Time and again, when tempted to use his power to protect his own needs Jesus stood his ground, never returning evil for evil, never putting himself above another, never flinching. Jesus stood his ground, fixed securely in God and God's word, which promises that even though we will walk through the valley of the shadow of death, evil will not ever prevail.

In 2013, "Stand Your Ground" means laws that let you use a weapon in defense.
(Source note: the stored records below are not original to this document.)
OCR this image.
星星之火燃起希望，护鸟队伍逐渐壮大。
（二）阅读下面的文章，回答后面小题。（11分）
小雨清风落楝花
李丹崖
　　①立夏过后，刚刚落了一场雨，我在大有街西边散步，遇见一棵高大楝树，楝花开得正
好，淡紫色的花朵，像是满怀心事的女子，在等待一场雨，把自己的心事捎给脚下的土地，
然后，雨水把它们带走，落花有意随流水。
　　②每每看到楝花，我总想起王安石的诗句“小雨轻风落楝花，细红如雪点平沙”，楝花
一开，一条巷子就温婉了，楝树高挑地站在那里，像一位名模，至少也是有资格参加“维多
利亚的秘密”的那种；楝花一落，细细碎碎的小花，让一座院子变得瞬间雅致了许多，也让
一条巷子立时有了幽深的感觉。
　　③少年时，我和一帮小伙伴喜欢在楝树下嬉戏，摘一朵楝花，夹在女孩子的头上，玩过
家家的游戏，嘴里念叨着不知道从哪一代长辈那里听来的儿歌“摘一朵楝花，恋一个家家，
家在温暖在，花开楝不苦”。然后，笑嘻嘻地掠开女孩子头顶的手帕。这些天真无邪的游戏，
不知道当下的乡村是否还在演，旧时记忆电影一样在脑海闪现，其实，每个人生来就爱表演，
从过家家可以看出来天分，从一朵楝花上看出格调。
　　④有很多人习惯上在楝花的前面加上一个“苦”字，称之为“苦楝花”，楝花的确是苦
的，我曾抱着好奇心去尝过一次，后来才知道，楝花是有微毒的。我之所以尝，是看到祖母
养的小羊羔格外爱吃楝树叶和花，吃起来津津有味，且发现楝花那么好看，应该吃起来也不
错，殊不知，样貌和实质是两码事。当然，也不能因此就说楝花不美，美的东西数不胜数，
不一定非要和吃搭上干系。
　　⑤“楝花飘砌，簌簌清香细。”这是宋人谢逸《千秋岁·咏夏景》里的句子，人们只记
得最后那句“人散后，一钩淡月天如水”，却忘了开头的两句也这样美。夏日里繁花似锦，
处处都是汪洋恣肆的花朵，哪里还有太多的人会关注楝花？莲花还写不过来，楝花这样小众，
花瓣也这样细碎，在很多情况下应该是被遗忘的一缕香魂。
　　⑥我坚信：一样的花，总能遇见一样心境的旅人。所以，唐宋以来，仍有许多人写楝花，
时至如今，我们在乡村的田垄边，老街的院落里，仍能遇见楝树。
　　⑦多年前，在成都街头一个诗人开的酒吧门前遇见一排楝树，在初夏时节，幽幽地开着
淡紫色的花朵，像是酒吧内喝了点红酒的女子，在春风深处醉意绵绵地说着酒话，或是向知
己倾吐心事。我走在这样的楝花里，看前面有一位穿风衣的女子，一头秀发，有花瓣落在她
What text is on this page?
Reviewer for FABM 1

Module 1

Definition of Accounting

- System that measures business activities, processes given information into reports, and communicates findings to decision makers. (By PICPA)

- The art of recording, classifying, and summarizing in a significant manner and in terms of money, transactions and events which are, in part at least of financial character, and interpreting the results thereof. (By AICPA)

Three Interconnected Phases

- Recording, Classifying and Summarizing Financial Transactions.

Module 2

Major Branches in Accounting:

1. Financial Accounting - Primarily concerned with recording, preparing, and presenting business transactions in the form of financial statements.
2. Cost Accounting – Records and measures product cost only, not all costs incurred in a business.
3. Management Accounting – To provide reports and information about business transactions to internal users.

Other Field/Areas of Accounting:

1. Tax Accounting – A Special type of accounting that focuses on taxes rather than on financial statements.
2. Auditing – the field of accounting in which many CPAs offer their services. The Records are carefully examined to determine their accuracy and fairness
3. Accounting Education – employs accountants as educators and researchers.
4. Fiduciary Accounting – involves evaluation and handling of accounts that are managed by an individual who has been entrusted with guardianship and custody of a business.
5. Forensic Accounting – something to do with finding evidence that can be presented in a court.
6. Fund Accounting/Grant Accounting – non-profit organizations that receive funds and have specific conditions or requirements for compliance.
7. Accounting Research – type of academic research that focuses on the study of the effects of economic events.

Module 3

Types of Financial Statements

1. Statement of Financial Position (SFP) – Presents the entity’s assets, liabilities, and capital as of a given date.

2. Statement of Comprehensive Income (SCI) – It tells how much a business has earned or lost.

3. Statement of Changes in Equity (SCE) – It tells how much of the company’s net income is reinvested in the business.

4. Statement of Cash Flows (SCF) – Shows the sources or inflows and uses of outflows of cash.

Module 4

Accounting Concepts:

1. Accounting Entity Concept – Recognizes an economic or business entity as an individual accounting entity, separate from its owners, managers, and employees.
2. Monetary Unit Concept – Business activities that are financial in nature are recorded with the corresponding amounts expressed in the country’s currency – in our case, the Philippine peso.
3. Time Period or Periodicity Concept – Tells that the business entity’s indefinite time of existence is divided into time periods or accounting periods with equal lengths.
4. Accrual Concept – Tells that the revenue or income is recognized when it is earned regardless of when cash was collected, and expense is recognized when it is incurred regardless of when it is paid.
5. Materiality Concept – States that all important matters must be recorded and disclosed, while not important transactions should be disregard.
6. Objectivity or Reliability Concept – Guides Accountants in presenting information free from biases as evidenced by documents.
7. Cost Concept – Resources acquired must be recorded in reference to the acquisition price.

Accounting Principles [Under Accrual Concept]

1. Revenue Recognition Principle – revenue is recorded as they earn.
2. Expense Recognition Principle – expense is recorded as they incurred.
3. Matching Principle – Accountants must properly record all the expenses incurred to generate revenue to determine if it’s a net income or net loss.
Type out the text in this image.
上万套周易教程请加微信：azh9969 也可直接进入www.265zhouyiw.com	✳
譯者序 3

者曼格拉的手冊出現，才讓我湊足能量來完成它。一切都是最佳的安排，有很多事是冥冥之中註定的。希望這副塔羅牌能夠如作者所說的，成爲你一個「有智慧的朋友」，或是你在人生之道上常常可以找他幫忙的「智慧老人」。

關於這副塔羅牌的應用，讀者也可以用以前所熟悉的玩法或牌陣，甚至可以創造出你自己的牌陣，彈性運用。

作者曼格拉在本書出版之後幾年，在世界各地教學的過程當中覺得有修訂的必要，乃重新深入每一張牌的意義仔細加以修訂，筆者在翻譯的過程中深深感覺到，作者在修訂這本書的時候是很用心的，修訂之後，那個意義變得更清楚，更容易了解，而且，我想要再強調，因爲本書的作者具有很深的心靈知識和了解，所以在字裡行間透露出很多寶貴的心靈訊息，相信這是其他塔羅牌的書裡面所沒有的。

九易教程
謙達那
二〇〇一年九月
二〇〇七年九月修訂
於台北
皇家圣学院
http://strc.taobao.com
In Jesus, to stand your ground means to put your weapons away.

Every day, in small ways, and occasionally in large ones, we're all tempted to exercise our sense of privilege, to demand what's ours, to get what we're owed. Sometimes it's an important matter of standing up for basic, God-given human rights. But most of the time, it's not. Most of the time, it's simply the matter of raising our voices, raising our blood pressure, raising our claims of how right we are and how wrong someone else is not to see it. Most of the time it's just petty irritation, loosely based in the shifting sands of our moods, our grudges, our fears, or the fact that we haven't eaten enough and we have a headache, so we're entitled to be a little rude to the lady at the counter who can't make change.

Every day, we make choices in how we treat people. Every day, our choices will show what kind of ground we're standing on. It's not easy to stand our ground in the ways of Christ. It can be so hard not to strike back, not to snap back, not to think back in an equal act of meanness. But if we can practice standing our ground in Jesus during the small choices, then when the big choices arise, we'll be ready, neither fearing evil nor responding in kind.